Once or twice every year, when he had collected a few pieces, the Cavaliero Wildrake made a start to London, where, as he described it, he went on the ramble, drank as much wine as he could come by, and led a skeldering life, to use his own phrase, among roystering cavaliers like himself, till by some rash speech or wild action, he got into the Marshalsea, the Fleet, or some other prison, from which he was to be delivered at the expense of interest, money, and sometimes a little reputation.
At length Cromwell died, his son resigned the government, and the various changes which followed induced Everard, as well as many others, to adopt more active measures in the King’s behalf. Everard even remitted considerable sums for his service, but with the utmost caution, and corresponding with no intermediate agent, but with the Chancellor himself, to whom he communicated much useful information upon public affairs. With all his prudence he was very nearly engaged in the ineffectual rising of Booth and Middleton in the west, and with great difficulty escaped from the fatal consequences of that ill-timed attempt. After this, although the estate of the kingdom was trebly unsettled, yet no card seemed to turn up favourable to the royal cause, until the movement of General Monk from Scotland. Even then, it was when at the point of complete success, that the fortunes of Charles seemed at a lower ebb than ever, especially when intelligence had arrived at the little Court which he then kept in Brussels, that Monk, on arriving in London, had put himself under the orders of the Parliament.
It was at this time, and in the evening, while the King, Buckingham, Wilmot, and some other gallants of his wandering Court, were engaged in a convivial party, that the Chancellor (Clarendon) suddenly craved audience, and, entering with less ceremony than he would have done at another time, announced extraordinary news. For the messenger, he said, he could say nothing, saving that he appeared to have drunk much, and slept little; but that he had brought a sure token of credence from a man for whose faith he would venture his life. The King demanded to see the messenger himself.
A man entered, with something the manners of a gentleman, and more those of a rakebelly debauchee—his eyes swelled and inflamed—his gait disordered and stumbling, partly through lack of sleep, partly through the means he had taken to support his fatigue.
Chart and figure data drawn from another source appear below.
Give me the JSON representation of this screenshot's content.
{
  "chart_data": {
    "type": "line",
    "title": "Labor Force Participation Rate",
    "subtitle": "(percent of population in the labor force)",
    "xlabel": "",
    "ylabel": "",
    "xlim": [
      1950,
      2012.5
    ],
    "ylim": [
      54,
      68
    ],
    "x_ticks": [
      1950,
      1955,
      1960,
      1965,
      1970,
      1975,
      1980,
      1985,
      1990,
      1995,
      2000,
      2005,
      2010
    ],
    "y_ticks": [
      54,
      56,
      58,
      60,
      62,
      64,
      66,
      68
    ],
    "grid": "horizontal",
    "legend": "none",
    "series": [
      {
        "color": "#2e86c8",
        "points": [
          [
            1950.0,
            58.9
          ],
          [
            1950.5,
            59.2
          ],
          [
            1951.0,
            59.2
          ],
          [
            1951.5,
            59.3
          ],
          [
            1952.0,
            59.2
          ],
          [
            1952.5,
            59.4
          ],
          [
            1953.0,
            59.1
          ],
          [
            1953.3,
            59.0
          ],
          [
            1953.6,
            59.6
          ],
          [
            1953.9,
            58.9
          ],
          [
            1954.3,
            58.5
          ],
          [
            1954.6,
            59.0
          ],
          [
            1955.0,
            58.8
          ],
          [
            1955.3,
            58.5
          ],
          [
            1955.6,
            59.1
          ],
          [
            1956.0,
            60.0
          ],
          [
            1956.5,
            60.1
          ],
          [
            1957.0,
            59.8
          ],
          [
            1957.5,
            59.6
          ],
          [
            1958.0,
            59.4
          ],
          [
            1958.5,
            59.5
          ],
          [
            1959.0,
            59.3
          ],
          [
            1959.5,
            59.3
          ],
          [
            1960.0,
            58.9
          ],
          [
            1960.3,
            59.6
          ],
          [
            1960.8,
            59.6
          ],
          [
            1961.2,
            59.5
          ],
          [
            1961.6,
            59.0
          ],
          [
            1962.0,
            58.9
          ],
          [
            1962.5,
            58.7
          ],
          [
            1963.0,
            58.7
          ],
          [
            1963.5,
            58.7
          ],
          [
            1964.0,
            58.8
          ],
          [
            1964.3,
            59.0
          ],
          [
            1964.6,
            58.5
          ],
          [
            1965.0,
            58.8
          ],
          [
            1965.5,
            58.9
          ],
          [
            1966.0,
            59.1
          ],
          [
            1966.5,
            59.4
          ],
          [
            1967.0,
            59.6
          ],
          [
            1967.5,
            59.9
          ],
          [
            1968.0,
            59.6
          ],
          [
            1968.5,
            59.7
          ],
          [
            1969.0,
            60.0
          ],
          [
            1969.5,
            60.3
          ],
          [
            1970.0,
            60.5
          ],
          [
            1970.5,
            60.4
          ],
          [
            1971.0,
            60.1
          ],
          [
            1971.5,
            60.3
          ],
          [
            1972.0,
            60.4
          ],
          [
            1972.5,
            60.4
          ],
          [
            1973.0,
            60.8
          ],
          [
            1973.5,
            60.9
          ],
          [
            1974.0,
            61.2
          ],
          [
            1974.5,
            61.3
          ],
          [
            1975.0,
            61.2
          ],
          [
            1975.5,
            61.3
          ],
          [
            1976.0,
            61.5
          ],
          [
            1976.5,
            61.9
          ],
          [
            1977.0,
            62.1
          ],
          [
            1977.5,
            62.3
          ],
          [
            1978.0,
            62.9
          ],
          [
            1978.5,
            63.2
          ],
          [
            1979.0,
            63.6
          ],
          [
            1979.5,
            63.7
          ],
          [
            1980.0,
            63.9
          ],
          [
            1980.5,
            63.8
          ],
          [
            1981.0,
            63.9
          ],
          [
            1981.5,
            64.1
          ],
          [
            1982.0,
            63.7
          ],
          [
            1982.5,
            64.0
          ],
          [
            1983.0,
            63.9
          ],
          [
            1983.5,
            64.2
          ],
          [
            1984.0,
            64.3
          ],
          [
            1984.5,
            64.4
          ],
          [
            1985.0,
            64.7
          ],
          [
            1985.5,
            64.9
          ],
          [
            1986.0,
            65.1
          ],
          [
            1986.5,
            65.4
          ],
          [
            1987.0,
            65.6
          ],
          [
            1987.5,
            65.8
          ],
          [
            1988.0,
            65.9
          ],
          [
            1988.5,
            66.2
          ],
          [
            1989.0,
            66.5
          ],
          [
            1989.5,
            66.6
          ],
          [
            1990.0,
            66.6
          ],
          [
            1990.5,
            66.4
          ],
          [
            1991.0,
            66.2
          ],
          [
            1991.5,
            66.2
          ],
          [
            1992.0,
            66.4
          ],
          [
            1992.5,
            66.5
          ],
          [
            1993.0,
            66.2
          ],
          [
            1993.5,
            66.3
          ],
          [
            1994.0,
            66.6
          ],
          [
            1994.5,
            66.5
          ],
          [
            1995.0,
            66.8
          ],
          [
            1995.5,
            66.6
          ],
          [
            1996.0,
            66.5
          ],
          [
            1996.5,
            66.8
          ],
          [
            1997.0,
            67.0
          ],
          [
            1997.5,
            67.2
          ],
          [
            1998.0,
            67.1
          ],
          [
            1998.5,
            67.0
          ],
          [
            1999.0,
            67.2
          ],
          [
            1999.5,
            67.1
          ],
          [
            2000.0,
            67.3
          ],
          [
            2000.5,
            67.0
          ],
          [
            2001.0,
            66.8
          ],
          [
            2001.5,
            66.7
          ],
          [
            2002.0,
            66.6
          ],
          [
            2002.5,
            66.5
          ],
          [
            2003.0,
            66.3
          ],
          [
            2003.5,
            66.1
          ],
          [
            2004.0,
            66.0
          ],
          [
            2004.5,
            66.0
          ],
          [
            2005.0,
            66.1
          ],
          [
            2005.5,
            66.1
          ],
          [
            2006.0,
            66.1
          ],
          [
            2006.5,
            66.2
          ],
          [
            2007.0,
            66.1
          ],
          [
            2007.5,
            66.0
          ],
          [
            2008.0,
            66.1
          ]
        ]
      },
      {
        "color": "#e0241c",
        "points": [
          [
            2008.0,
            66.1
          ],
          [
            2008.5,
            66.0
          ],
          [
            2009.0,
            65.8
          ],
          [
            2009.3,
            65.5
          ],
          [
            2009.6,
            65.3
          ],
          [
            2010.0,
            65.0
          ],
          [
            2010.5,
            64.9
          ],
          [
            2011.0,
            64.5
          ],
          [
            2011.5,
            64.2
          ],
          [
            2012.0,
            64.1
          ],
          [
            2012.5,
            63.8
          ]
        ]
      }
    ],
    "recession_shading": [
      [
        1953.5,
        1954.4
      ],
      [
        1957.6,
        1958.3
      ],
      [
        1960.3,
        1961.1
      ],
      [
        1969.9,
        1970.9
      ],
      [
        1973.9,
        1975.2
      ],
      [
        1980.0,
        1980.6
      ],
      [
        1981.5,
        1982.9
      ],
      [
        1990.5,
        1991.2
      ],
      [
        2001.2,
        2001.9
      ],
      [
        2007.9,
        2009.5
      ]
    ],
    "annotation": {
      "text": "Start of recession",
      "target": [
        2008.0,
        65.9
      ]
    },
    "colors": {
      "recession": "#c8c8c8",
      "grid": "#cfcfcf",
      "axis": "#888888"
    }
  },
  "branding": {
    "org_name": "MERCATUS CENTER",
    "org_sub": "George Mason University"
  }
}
He staggered without ceremony to the head of the table, seized the King’s hand, which he mumbled like a piece of gingerbread; while Charles, who began to recollect him from his mode of salutation, was not very much pleased that their meeting should have taken place before so many witnesses.
“I bring good news,” said the uncouth messenger, “glorious news!—the King shall enjoy his own again!—My feet are beautiful on the mountains. Gad, I have lived with Presbyterians till I have caught their language— but we are all one man’s children now—all your Majesty’s poor babes. The Rump is all ruined in London—Bonfires flaming, music playing, rumps roasting, healths drinking, London in a blaze of light from the Strand to Rotherhithe—tankards clattering”—
“We can guess at that,” said the Duke of Buckingham.
“My old friend, Mark Everard, sent me off with the news; I’m a villain if I’ve slept since. Your Majesty recollects me, I am sure. Your Majesty remembers, sa—sa—at the King’s Oak, at Woodstock?—
‘O, we’ll dance, and sing, and play,
For ’twill be a joyous day
When the King shall enjoy his own again.’”
“Master Wildrake, I remember you well,” said the King. “I trust the good news is certain?”
“Certain! your Majesty; did I not hear the bells?—did I not see the bonfires?—did I not drink your Majesty’s health so often, that my legs would scarce carry me to the wharf? It is as certain as that I am poor Roger Wildrake of Squattlesea-mere, Lincoln.”